Africa meets Patagonia: Afrigonia

by Liz Caskey on May 7, 2009

Afrigonia_RestaurantFreshly arrived in the Patagonian outpost town of Puerto Natales, after a full day’s schlep from Santiago (4 hours flying, 3 hours driving from Punta Arenas), we are famished. Desperately seeking lunch, our hotel, Indigo , recommends a tasty new place up the street—Afrigonia. We leave the hotel bundled up. Early fall in the Magallanes province is blustery with rain or snow and breaks of sunshine. The three blocks from the hotel to restaurant seem eternal. The blustery winds blowing off the Last Hope Sound go straight through to my bones and find every tiny crevice of bare skin.

Thankfully, the restaurant is warm and cozy—like a culinary refuge. The owners greet us and promptly give us the low down on the odd name and history. Afrigonia is a restaurant born of a “fusion”, err…relationship, between chef Kamal Nawaz of Zambia and Nathalie Reffer, a Chilean native.
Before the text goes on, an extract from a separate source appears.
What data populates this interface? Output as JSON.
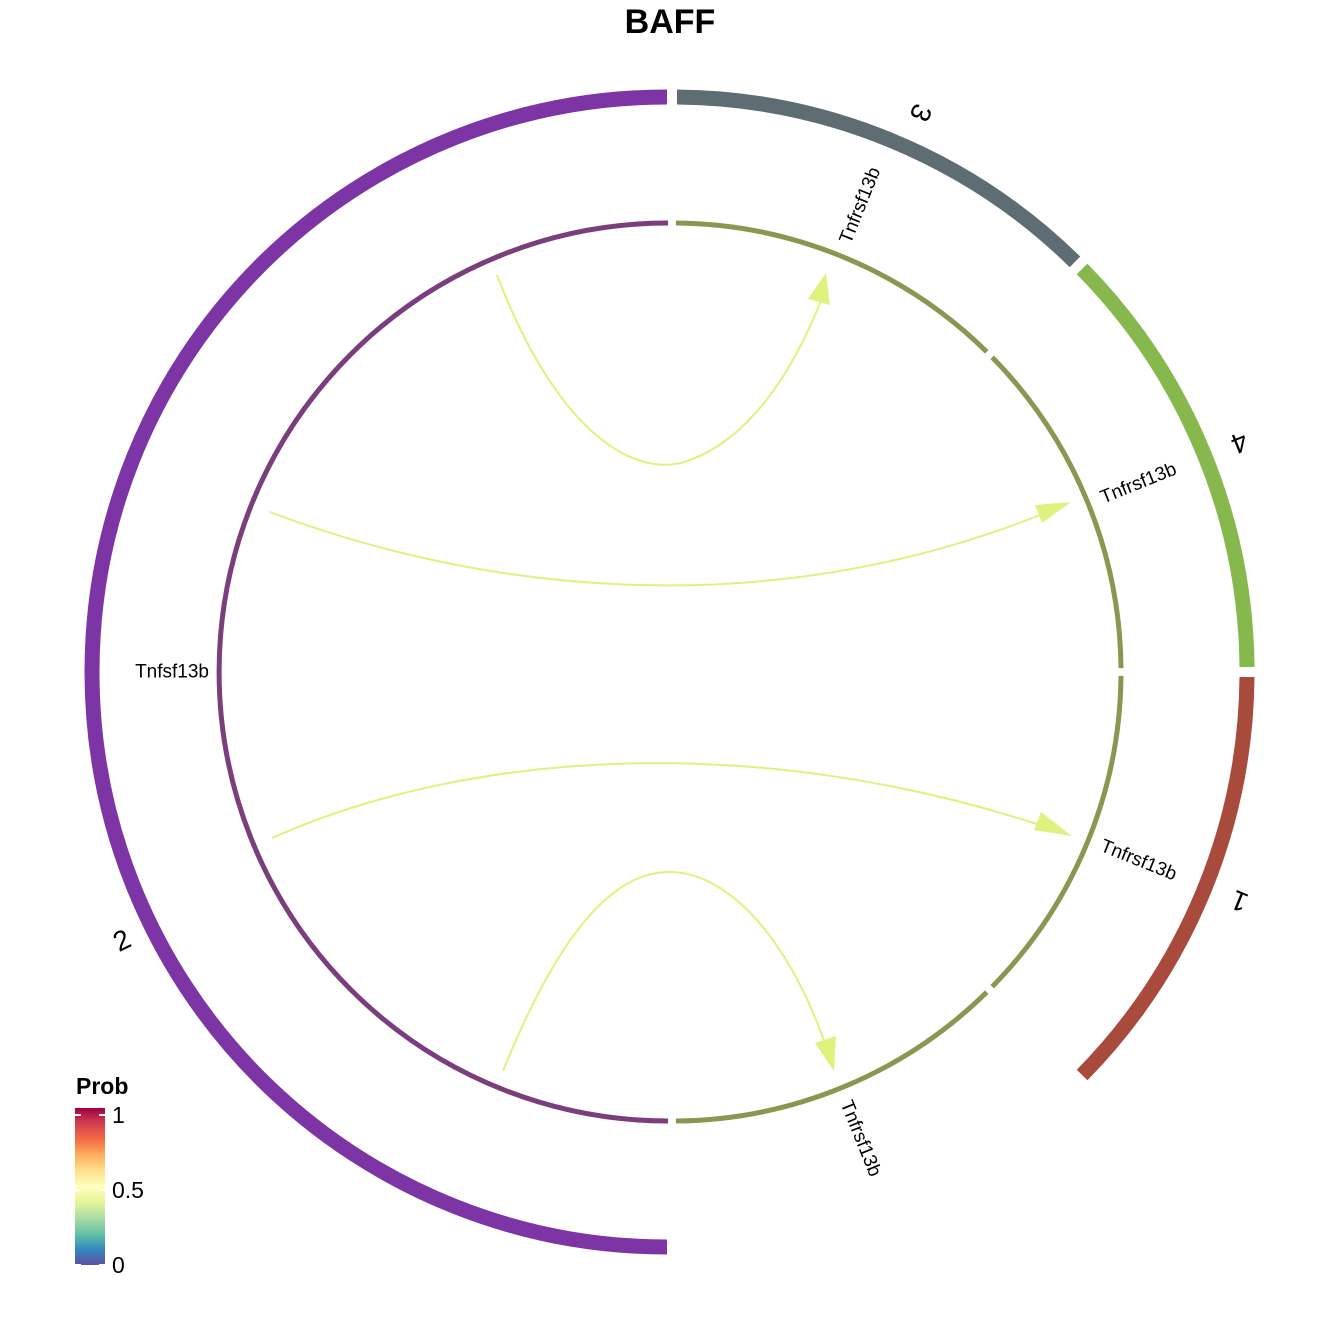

They met in Africa and decided to relocate back to the Chile–in far flung Puerto Natales—in October 2007 to open their restaurant.

I have absolutely no idea what Zamibian-Patagonian cuisine may be, but I am freaking hungry, so let’s order already. The first dish to is Cebiche Malindi. A twist on the classic ceviche, sashimi-grade salmon is tossed with chopped shallots, fresh tomato, and a sweet-and-tangy coconut milk-lime juice marinade with bits of mango. Exquisite. We also munch on tasty Mchuzi prawns. Mchuzi means sauteed in Swahili, and these plump shrimp are flash cooked with crunchy bean sprouts, spring onions, and pineapple.

For the main course, Francisco orders a perfectly cooked wild salmon. I give into my lamb fetish (love, love, love it) and order the grass-fed French-cut lamb chops. Given Zambia’s British Heritage, Kamal adds the much-loved traditional mint sauce. The lamb is pretty close to a religious experience. Cooked precisely to rare, each bite has a flowery, delicate flavor. Kamal explains that the lambs eat the natural grasses, coirón, which give the flesh a complex, delicious taste. I would definitely second that.

As he pours us another glass of the De Martino Syrah, he also shares some interesting local statistics like the ratio of sheep to humans is roughly 34:1 down here. Does that rival New Zealand?

I normally pass on sweets but since the chef is insisting, we graciously accept. He sends an “Afrimisú” and dark chocolate molten cake to the table. Although the chocolate is delectable, I would say the Afrimisú is most noteworthy. Instead of the traditional Marsala used, he adds Amarula, South Africa’s most popular liquer made from the wild Marula tree.

Kamal most definitely has the gift, and love, of cooking. The freshness of the ingredients is highlighted with a good balance of flavors and textures. All the dishes are harmonious. Combined with cheery service from his wife in the front of the house, the result is a gem of a restaurant. Definitely worth the detour on the way to Torres del Paine park.


Kathy Loh May 8, 2009 at 3:36 am

you are making me lust after Chile and chocolate! Love the sensuality of your writing. I can taste everything! thanks

Chris March 4, 2011 at 9:52 am

Sounds like the restaurant scene has changed a lot since I have been there 13 years ago! A really appetizing post – thank you!

Fernanda April 28, 2011 at 12:37 pm

Hello! =)

I´ve been to Afrigonia and it´s totally amazing! For me, it´s one of the best restaurants ever!The food´s simply delicious!!!!